1. Microsurgery in obstructive azoospermia

2. Intrauterine Insemination in male infertility (IUI) 

3. In Vitro Fertilization (IVF & ET) – ‘Test Tube Baby’

4. ICSI - A Reproductive Revolution for male infertility. 

5. What is ICSI? 

6. Percutaneous Epididymal Sperm Aspiration(PESA) 

7. Micro Epididymal Sperm Aspiration (MESA) 

8. Modified Testicular Sperm Extraction(TESE)

Micro Surgery in Obstructive Azoospermia: -

Microsurgical Vasovasostomy (Micro VVA) and newer techniques of Microsurgical Vaso Epididymal Anastomosis(Micro VEA) have very good success rates. In cases of obstructive azoospermia, these procedures are preferred instead of Assisted Production with ICSI.

Intrauterine Insemination (IUI):- 

IUI could be considered only in cases of men with normal or near normal semen parameters or idiopathic infertility, cervical hostility or failure of deposition of sperms due to erectile or ejaculatory dysfunction.


Intrauterine Insemination success rates vary considerably and depend on :

  • Age of the woman 

  • Type of ovarian stimulation used

  • Duration of infertility 

  • Cause of  infertility 

  • Number and quality of motile sperm 

  • Other factors

Success rates for IUI in women over 35 drop off , and for women over 40 they are much lower. 

A reproductive revolution for male infertility


With ICSI procedure, men with severe oligo asthenospermia and azoospermia have an opportunity to produce their own biological child, without resorting to Donor Insemination or Adoption. In cases of Congenital Bilateral Vasal Agenesis (Absence of VAS), failed vasoepididymal anastomosis(VEA) and non obstructive azoospermia, ICSI has proved to be successful. In cases of repeated failure with conventional In Vitro fertilization, ICSI could be considered to maximize the chances.

What is ICSI ?

ICSI (Intracytoplasmic Sperm Injection), is a procedure where a single sperm is injected into the egg. To achieve fertilization the sperm is withdrawn into a tiny pipette, the egg fixed with a holding pipette and the sperm injected into the cytoplasm of the metaphase II (mature Oocyte). After the ICSI procedure the Oocytes are incubated and the resultant embryos are transferred into Uterine cavity by using a specially designed embryo transfer catheter. After the embryo transfer, Progesterone supplementation is given. The confirmation of Pregnancy done with estimation of HCG and after 6 weeks for the foetal heart on ultrasound. 

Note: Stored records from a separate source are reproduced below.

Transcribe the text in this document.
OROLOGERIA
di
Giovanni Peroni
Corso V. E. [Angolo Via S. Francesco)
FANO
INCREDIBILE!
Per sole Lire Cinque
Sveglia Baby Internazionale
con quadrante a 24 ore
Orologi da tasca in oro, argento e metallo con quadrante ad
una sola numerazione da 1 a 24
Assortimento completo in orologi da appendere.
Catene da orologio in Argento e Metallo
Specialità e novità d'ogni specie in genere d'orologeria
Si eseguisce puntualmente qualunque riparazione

Sperm Retrieval Methods for ICSI 

In Cases of obstructive azoospermia sperms are retrieved by 

1. Percutaneous Epididymal Sperm Aspiration ( PESA)

2. Micro Epididymal Sperm Aspiration ( MESA) 

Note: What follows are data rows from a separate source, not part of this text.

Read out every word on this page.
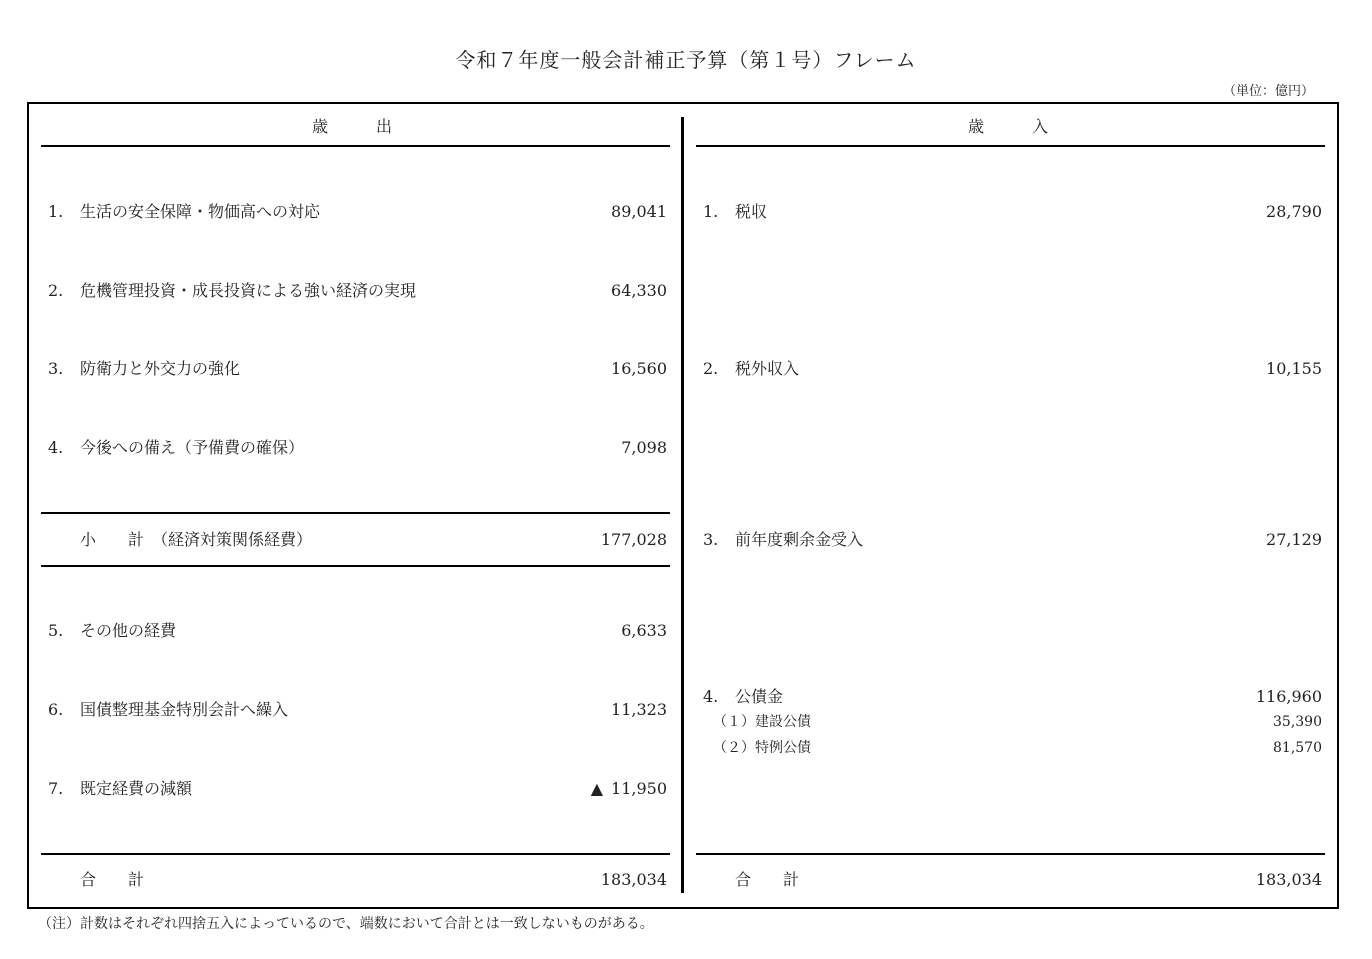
令和７年度一般会計補正予算（第１号）フレーム
（単位：億円）
歳　　　出	歳　　　入
1. 生活の安全保障・物価高への対応	89,041
2. 危機管理投資・成長投資による強い経済の実現	64,330
3. 防衛力と外交力の強化	16,560
4. 今後への備え（予備費の確保）	7,098
小　　計　（経済対策関係経費）	177,028
5. その他の経費	6,633
6. 国債整理基金特別会計へ繰入	11,323
7. 既定経費の減額	▲ 11,950
合　　計	183,034
1. 税収	28,790
2. 税外収入	10,155
3. 前年度剰余金受入	27,129
4. 公債金	116,960
（１）建設公債	35,390
（２）特例公債	81,570
合　　計	183,034
（注）計数はそれぞれ四捨五入によっているので、端数において合計とは一致しないものがある。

3. Modified Testicular Sperm Aspiration ( TESE)

Percutaneous Epididymal Sperm Aspiration 


Case of blocks to sperm pathways epididymis or VAS, the epididymal ducts are dilated which contain plenty of motile sperms. Using a 21 guage butterfly needle attached to a 20ml syringe, fluid is drawn and examined under microscope. This is a simple procedure which does not involve operative surgical expertise

Micro Epididymal Sperm Aspiration ( MESA) 

This is a good procedure for retrieving sperms from dilated epididymal tubules using magnification. The individual tubule is entered and fluid aspirated and examined for the presence of sperms. 

Modified Testicular Sperm Aspiration ( TESE)

Non Obstructive Azoospermia, most of the tubules show atrophic changes. Still there could be some tubules which may contain sperms adequate for purpose of ICSI. A few seminiferous tubules are thus excised and they are teased out for presence of sperms. These cases of Non Obstructive Azoospermia are not suitable for any form of medical or surgical treatment and ICSI with the sperms recovered from the testis is the only option for them to get biologically their own child.